Kaul’s influence spread through Black History Month

Elaina Mankowski , Layout Editor

As a self proclaimed redneck kid growing up in South Dakota, Michael Kaul, U.S. history and psychology teacher, was always touched by Dr. Martin Luther King’s words. After ending up teaching in a school with little diversity, he wanted to teach about other cultures and celebrate them.

“It never mattered to me how someone dressed or what their hair looked like,” Kaul said. “It mattered how they treated me and how they treated others.”

The Origins

When teaching at Hudson High School, Kaul started an all day celebration for Black History Month. He shared culture through poetry, music and speeches. Once he moved back to Stillwater, he brought the tradition with him.

Photo by Natalie Williams
AP psychology teacher Michal Kaul teaches a group of sophmores, juniors and seniors. Kaul is a known favorite among students.

Kaul said he “wanted to do something to honor Dr. King,” by sharing “poetry and speeches.” He said it became a form of “personal expression” for students.

“It just brought a tear to my eye. It was powerful and beautiful on its own, but along with that, it was read by someone who you would never have expected to read in front of an audience. That was personal expression, and that is what is powerful to me,””

— Michael Kaul

Eventually, the Black History Month presentation became a huge event. It turned from a one day event to a whole week. It became a time to celebrate other cultures within the school and it became more than that; it became an event where students no matter their race or gender were able to express, celebrate and give back to the African American individuals who inspired and enriched their lives.

“I think there is some real cultural sensitivity about who can and should present things,” Kaul said. “I have always thought of it as a time where anyone can share something that spoke to them.”

Not only has the presentation served as an outlet for self expression, but it has also brought attention to the students’ views on Black History Month and black culture.

Freshman Flora Montcho explained the presentation has further opened her eyes to “issues involving race the school has,” and when she presents she hopes it will “give people the comfort of knowing someone sees them.”

The Influence

The amount of students who have stepped up and wanted to present something meaningful to them is what has truly made Kaul proud throughout his years of putting on this presentation. Kaul was thrilled by this because it added personality to the presentation and allowed students to connect with their peers.

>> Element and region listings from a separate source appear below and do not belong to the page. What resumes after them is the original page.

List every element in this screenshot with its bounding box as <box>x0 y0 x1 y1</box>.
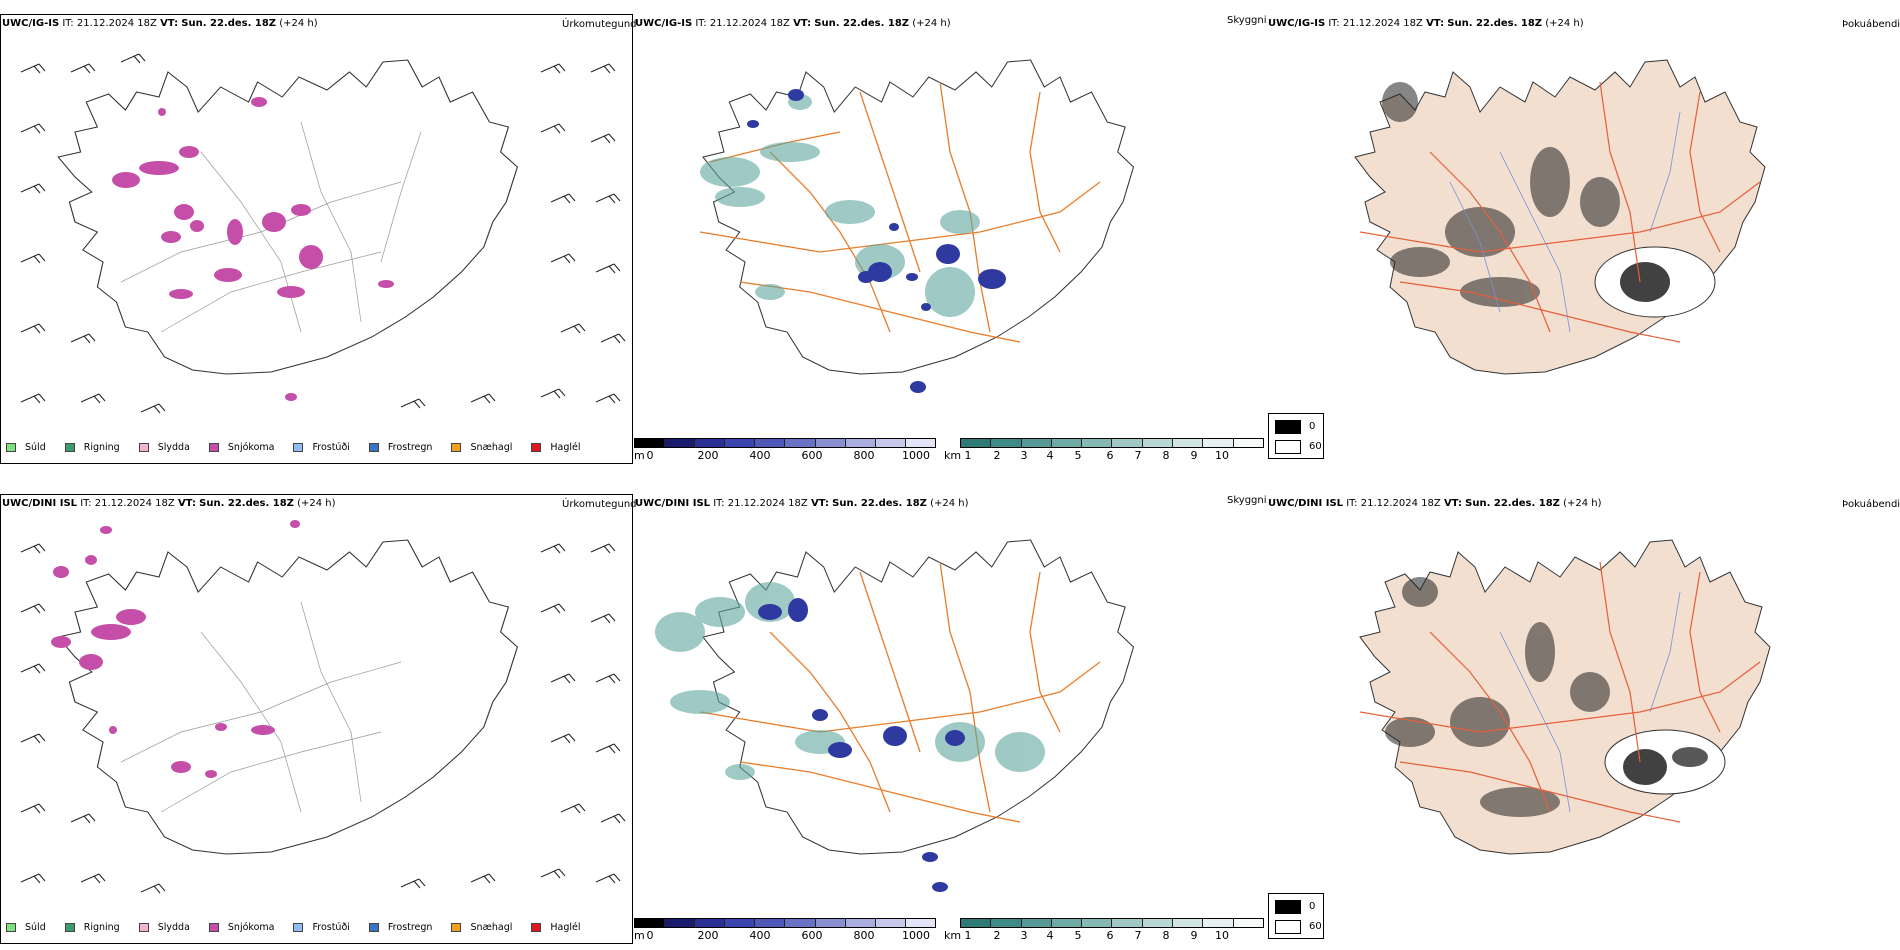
legend-swatch <box>368 443 379 452</box>
low-visibility-teal <box>700 94 980 317</box>
fog-legend-row1: 0 60 <box>1268 413 1324 459</box>
precip-map-frame <box>0 494 633 944</box>
wind-barbs <box>20 53 626 414</box>
legend-item: Súld <box>6 442 46 453</box>
colorbar-cells <box>960 918 1264 928</box>
legend-item: Snjókoma <box>208 442 274 453</box>
precip-legend-row2: Súld Rigning Slydda Snjókoma Frostúði Fr… <box>6 922 600 933</box>
fog-legend-dark-swatch <box>1275 900 1301 914</box>
low-visibility-teal <box>655 582 1045 780</box>
fog-roads <box>1359 561 1761 823</box>
legend-item: Snæhagl <box>451 922 512 933</box>
legend-item: Snjókoma <box>208 922 274 933</box>
legend-swatch <box>138 443 149 452</box>
legend-swatch <box>6 443 16 452</box>
legend-swatch <box>531 443 542 452</box>
fog-title-row2: Þokuábendi <box>1842 499 1900 510</box>
visibility-header-row1: UWC/IG-IS IT: 21.12.2024 18Z VT: Sun. 22… <box>635 18 951 29</box>
colorbar-cells <box>634 918 936 928</box>
precip-map-row2 <box>20 520 626 894</box>
glacier-white <box>1604 729 1726 795</box>
visibility-km-colorbar-row1: km 1 2 3 4 5 6 7 8 9 10 <box>944 438 1264 462</box>
rivers <box>1499 591 1681 813</box>
precip-legend-row1: Súld Rigning Slydda Snjókoma Frostúði Fr… <box>6 442 600 453</box>
visibility-km-colorbar-row2: km 1 2 3 4 5 6 7 8 9 10 <box>944 918 1264 942</box>
precip-header-row2: UWC/DINI ISL IT: 21.12.2024 18Z VT: Sun.… <box>2 498 336 509</box>
fog-legend-row2: 0 60 <box>1268 893 1324 939</box>
legend-swatch <box>64 443 75 452</box>
glacier-white <box>1594 246 1716 318</box>
legend-item: Rigning <box>64 922 120 933</box>
fog-map-row2 <box>1359 539 1771 855</box>
legend-item: Frostúði <box>293 922 350 933</box>
colorbar-ticks: m 0 200 400 600 800 1000 <box>634 449 930 462</box>
fog-title-row1: Þokuábendi <box>1842 19 1900 30</box>
snow-areas <box>112 97 394 401</box>
legend-item: Slydda <box>138 442 190 453</box>
roads <box>699 81 1101 343</box>
snow-areas <box>51 520 300 778</box>
colorbar-ticks: m 0 200 400 600 800 1000 <box>634 929 930 942</box>
legend-swatch <box>293 923 304 932</box>
legend-item: Snæhagl <box>451 442 512 453</box>
visibility-m-colorbar-row2: m 0 200 400 600 800 1000 <box>634 918 936 942</box>
visibility-m-colorbar-row1: m 0 200 400 600 800 1000 <box>634 438 936 462</box>
low-visibility-blue <box>758 598 965 892</box>
fog-dark-areas <box>1385 577 1610 817</box>
visibility-map-row1 <box>699 59 1135 393</box>
fog-map-row1 <box>1354 59 1766 375</box>
legend-swatch <box>208 443 219 452</box>
precip-map-row1 <box>20 53 626 414</box>
legend-item: Frostregn <box>368 922 432 933</box>
legend-swatch <box>451 443 462 452</box>
legend-swatch <box>531 923 542 932</box>
colorbar-cells <box>634 438 936 448</box>
legend-swatch <box>368 923 379 932</box>
legend-item: Frostregn <box>368 442 432 453</box>
legend-item: Slydda <box>138 922 190 933</box>
legend-swatch <box>208 923 219 932</box>
precip-map-frame <box>0 14 633 464</box>
fog-header-row2: UWC/DINI ISL IT: 21.12.2024 18Z VT: Sun.… <box>1268 498 1602 509</box>
precip-title-row2: Úrkomutegund <box>562 499 637 510</box>
fog-roads <box>1359 81 1761 343</box>
low-visibility-blue <box>747 89 1006 393</box>
visibility-map-row2 <box>655 539 1135 892</box>
precip-title-row1: Úrkomutegund <box>562 19 637 30</box>
legend-swatch <box>6 923 16 932</box>
colorbar-ticks: km 1 2 3 4 5 6 7 8 9 10 <box>944 449 1229 462</box>
wind-barbs <box>20 543 626 894</box>
legend-item: Haglél <box>531 442 581 453</box>
legend-swatch <box>451 923 462 932</box>
legend-swatch <box>138 923 149 932</box>
legend-item: Frostúði <box>293 442 350 453</box>
legend-swatch <box>293 443 304 452</box>
fog-header-row1: UWC/IG-IS IT: 21.12.2024 18Z VT: Sun. 22… <box>1268 18 1584 29</box>
rivers <box>1449 111 1681 333</box>
legend-item: Haglél <box>531 922 581 933</box>
colorbar-cells <box>960 438 1264 448</box>
roads <box>699 561 1101 823</box>
visibility-title-row1: Skyggni <box>1227 15 1267 26</box>
legend-swatch <box>64 923 75 932</box>
fog-legend-white-swatch <box>1275 920 1301 934</box>
fog-dark-areas <box>1382 82 1620 307</box>
fog-legend-white-swatch <box>1275 440 1301 454</box>
colorbar-ticks: km 1 2 3 4 5 6 7 8 9 10 <box>944 929 1229 942</box>
visibility-header-row2: UWC/DINI ISL IT: 21.12.2024 18Z VT: Sun.… <box>635 498 969 509</box>
legend-item: Rigning <box>64 442 120 453</box>
legend-item: Súld <box>6 922 46 933</box>
fog-legend-dark-swatch <box>1275 420 1301 434</box>
visibility-title-row2: Skyggni <box>1227 495 1267 506</box>
precip-header-row1: UWC/IG-IS IT: 21.12.2024 18Z VT: Sun. 22… <box>2 18 318 29</box>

Kaul explained that one year a student named Kevin Reed asked if he could perform a tribute song he wrote for Jimmy Hendrix, his idol. Kaul willingly allowed it.

Another year, Jesse, a student in the special education program, approached Kaul and asked if he could read a poem. He had wrote the poem specifically for the presentation and wanted to share it with his peers.

“It just brought a tear to my eye. It was powerful and beautiful on its own, but along with that, it was read by someone who you would never have expected to read in front of an audience. That was personal expression, and that is what is powerful to me,” Kaul said.

Kaul wants to hear the perspectives of many. It not only influences him, but brings inspiration to the whole audience. He finds meaning in the personal expressions.

“Flora, I hear awesome things about your speeches,” Kaul said.

“My most recent speech is about the N-word. I could take the most meaningful parts and revise it to make it about five minutes long,” Montcho said.

“If you could, that would be amazing. It would really mean a lot to me,” Kaul said.

Black History Month Presentation Today

For a bit of time, the Black History Month presentation was discontinued. Two years ago, Khuluc Yang, senior and student council president sought out Kaul and proposed rebooting the presentation.

“It started when I read a poem,” Yang said. “And then I just kind of fell in love with it. It really brought the whole community together, whether you were a performer, or just somebody in the audience.”

Along with Yang, other student council members that are working on BLAST Week have been working to bring the whole presentation together. The black history month celebration takes place during BLAST week in third hour and flex. Along with students expressing their beliefs and cultures, there are also some special guests attending.

“Robert Robinson [iconic gospel singer from Minnesota] is coming in to close out our presentation. He will blow the doors off this auditorium with his voice,” Kaul added.

The Black History Month presentation celebrates beliefs and history as well as inspiring staff, students and the community. The hopes of it are to teach about black history and give students a platform to express their thoughts and views.

“The self expression is the coolest part to me,” Kaul said. “It’s the part that truly influences others.”